Politico has now reported that California Democratic representative Lou Correa wrote a letter to US Department Of Homeland Security (DHS) Secretary Kirstjen Nielsen regarding border security protocols. Correa, a member of the House Homeland Security Oversight Subcommittee, wrote the following:

“We strongly urge DHS to clarify admission policies and procedures at US ports of entry to help ensure transparency of such processes. We are concerned DHS is unnecessarily and disproportionally penalizing noncitizens who are engaged in lawful business activities.”

Legalization in Canada and the uncertainty it has caused in border crossing could be a tipping point towards legalization across the United States.

The nature of the letter could have a major impact on future travel between the two countries, as Correa has indicated he intends to propose legislation to allow Canadian marijuana users to travel freely to the US.

A new law regarding travel may be needed due to the hodgepodge of conflicting cannabis laws at the state and federal level in the United States. While marijuana remains illegal federally, recreational use is legal in nine states plus the District of Columbia, while 30 states allow for medical marijuana usage.

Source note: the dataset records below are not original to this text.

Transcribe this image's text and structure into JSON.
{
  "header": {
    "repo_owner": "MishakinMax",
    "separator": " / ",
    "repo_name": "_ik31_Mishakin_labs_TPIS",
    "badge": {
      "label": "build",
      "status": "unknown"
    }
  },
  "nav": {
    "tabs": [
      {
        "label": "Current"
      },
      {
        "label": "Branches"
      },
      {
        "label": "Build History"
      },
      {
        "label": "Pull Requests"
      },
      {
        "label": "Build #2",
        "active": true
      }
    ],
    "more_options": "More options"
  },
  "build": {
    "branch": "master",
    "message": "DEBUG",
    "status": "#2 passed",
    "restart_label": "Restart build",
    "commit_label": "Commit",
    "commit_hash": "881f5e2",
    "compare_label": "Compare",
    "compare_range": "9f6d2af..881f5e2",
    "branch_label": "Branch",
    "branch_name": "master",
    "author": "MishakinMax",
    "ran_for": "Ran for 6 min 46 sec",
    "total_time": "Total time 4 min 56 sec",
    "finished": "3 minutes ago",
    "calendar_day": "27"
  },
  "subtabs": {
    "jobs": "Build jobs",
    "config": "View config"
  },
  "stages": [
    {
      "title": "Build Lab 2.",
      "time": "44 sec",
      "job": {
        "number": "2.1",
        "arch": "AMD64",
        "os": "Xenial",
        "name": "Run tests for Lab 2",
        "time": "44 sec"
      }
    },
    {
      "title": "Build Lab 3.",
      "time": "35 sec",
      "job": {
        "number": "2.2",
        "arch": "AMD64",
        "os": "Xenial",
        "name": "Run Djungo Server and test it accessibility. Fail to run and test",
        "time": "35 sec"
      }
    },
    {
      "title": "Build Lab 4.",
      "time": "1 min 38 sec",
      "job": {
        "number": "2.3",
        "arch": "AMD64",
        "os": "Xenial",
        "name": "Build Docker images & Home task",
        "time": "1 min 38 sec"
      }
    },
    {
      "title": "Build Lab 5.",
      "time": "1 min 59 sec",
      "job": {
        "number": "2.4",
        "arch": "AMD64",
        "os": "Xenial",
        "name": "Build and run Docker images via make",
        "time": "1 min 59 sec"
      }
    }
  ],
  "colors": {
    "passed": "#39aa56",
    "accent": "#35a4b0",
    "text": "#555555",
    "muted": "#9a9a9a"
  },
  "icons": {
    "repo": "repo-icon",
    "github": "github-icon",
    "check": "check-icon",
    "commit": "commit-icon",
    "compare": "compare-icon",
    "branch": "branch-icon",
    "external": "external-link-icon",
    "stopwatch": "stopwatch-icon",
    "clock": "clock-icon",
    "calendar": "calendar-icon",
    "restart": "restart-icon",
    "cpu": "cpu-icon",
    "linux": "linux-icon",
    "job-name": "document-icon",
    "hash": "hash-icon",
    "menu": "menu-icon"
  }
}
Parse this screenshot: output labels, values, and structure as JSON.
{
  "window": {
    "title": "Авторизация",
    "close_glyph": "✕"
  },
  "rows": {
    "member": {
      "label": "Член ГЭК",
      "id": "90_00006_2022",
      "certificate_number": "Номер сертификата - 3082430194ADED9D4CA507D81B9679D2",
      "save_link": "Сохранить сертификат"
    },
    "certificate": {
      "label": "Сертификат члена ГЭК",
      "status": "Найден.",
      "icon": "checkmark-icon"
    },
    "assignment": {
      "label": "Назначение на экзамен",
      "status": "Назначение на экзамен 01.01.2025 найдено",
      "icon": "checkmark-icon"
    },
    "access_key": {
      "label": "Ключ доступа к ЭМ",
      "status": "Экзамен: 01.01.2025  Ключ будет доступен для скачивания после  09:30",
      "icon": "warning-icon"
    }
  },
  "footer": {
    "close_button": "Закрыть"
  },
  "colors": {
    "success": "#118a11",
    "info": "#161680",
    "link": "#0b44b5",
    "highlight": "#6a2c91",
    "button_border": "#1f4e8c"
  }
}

Legalization in Canada and the uncertainty it has caused in border crossing could be a tipping point towards legalization across the United States.

Either medical use or full legalization initiatives will appear on the ballot in Michigan, Missouri, Oklahoma, North Dakota, and Utah this coming November. These initiatives follow former US Republican Speaker of the House John Boehner – previously known for his anti-marijuana stance – joining the advisory board of a marijuana firm.